Opportunity Knocks Before Elective Aortic Surgery
“For clinicians counseling patients before an elective proximal aortic replacement procedure, our predictive model provides a guide to estimating the risk of perioperative death and major morbidity in the setting of renal or lung disease, heart failure, and other comorbidities,” Dr. Hughes says. “By examining the role of volume and other processes of care in thoracic aortic surgery, we have an opportunity to optimize the quality of care for patients in need of proximal aortic replacement.”

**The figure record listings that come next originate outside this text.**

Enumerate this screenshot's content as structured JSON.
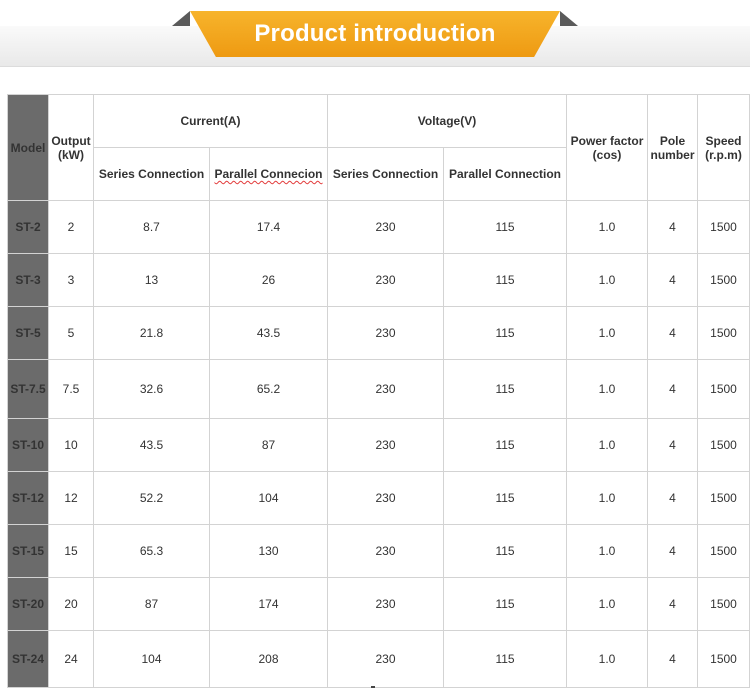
{
  "banner": {
    "title": "Product introduction"
  },
  "headers": {
    "model": "Model",
    "output": "Output (kW)",
    "current": "Current(A)",
    "voltage": "Voltage(V)",
    "power_factor": "Power factor (cos)",
    "pole_number": "Pole number",
    "speed": "Speed (r.p.m)",
    "series_connection": "Series Connection",
    "parallel_connection": "Parallel Connecion",
    "voltage_series": "Series Connection",
    "voltage_parallel": "Parallel Connection"
  },
  "rows": [
    {
      "model": "ST-2",
      "output": "2",
      "cur_series": "8.7",
      "cur_parallel": "17.4",
      "volt_series": "230",
      "volt_parallel": "115",
      "pf": "1.0",
      "poles": "4",
      "speed": "1500"
    },
    {
      "model": "ST-3",
      "output": "3",
      "cur_series": "13",
      "cur_parallel": "26",
      "volt_series": "230",
      "volt_parallel": "115",
      "pf": "1.0",
      "poles": "4",
      "speed": "1500"
    },
    {
      "model": "ST-5",
      "output": "5",
      "cur_series": "21.8",
      "cur_parallel": "43.5",
      "volt_series": "230",
      "volt_parallel": "115",
      "pf": "1.0",
      "poles": "4",
      "speed": "1500"
    },
    {
      "model": "ST-7.5",
      "output": "7.5",
      "cur_series": "32.6",
      "cur_parallel": "65.2",
      "volt_series": "230",
      "volt_parallel": "115",
      "pf": "1.0",
      "poles": "4",
      "speed": "1500"
    },
    {
      "model": "ST-10",
      "output": "10",
      "cur_series": "43.5",
      "cur_parallel": "87",
      "volt_series": "230",
      "volt_parallel": "115",
      "pf": "1.0",
      "poles": "4",
      "speed": "1500"
    },
    {
      "model": "ST-12",
      "output": "12",
      "cur_series": "52.2",
      "cur_parallel": "104",
      "volt_series": "230",
      "volt_parallel": "115",
      "pf": "1.0",
      "poles": "4",
      "speed": "1500"
    },
    {
      "model": "ST-15",
      "output": "15",
      "cur_series": "65.3",
      "cur_parallel": "130",
      "volt_series": "230",
      "volt_parallel": "115",
      "pf": "1.0",
      "poles": "4",
      "speed": "1500"
    },
    {
      "model": "ST-20",
      "output": "20",
      "cur_series": "87",
      "cur_parallel": "174",
      "volt_series": "230",
      "volt_parallel": "115",
      "pf": "1.0",
      "poles": "4",
      "speed": "1500"
    },
    {
      "model": "ST-24",
      "output": "24",
      "cur_series": "104",
      "cur_parallel": "208",
      "volt_series": "230",
      "volt_parallel": "115",
      "pf": "1.0",
      "poles": "4",
      "speed": "1500"
    }
  ],
  "colors": {
    "banner_orange": "#f1a41c",
    "banner_dark": "#5a5a5a",
    "model_column": "#6b6b6b",
    "grid_line": "#d3d3d3"
  }
}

Current risk-benefit estimates for recommending elective proximal aortic replacement in published guidelines are based upon a predicted operative mortality of 5.0%. “With the low overall mortality rates we observed in elective proximal aortic replacement, the question arises as to whether we’re waiting too long to intervene,” explains Dr. Hughes. “The diameter threshold could be lowered the next time the guidelines for aortic replacement are written. In the meantime, more practical approaches are to increase our screening efforts and improve medical therapy for patients at risk for aortic aneurysm or dissection. Continuing to broaden our clinical awareness of thoracic aneurysms and dissections is important to reducing the need for urgent or emergent operations. It could also reduce the procedural morbidity and mortality associated with proximal aortic replacement.”
Williams JB, Peterson ED, Zhao Y, et al. Contemporary results for proximal aortic replacement in North America. J Am Coll Cardiol. 2012 Sept 5 [Epub ahead of print]. Available at: http://content.onlinejacc.org/article.aspx?articleid=1356607.
Hughes GC, Zhao Y, Rankin JS, et al. Effects of institutional volumes on operative outcomes for combined aortic valve and ascending aortic surgery. J Thorac Cardiovasc Surg. 2012 Feb 3 [E-pub ahead of print].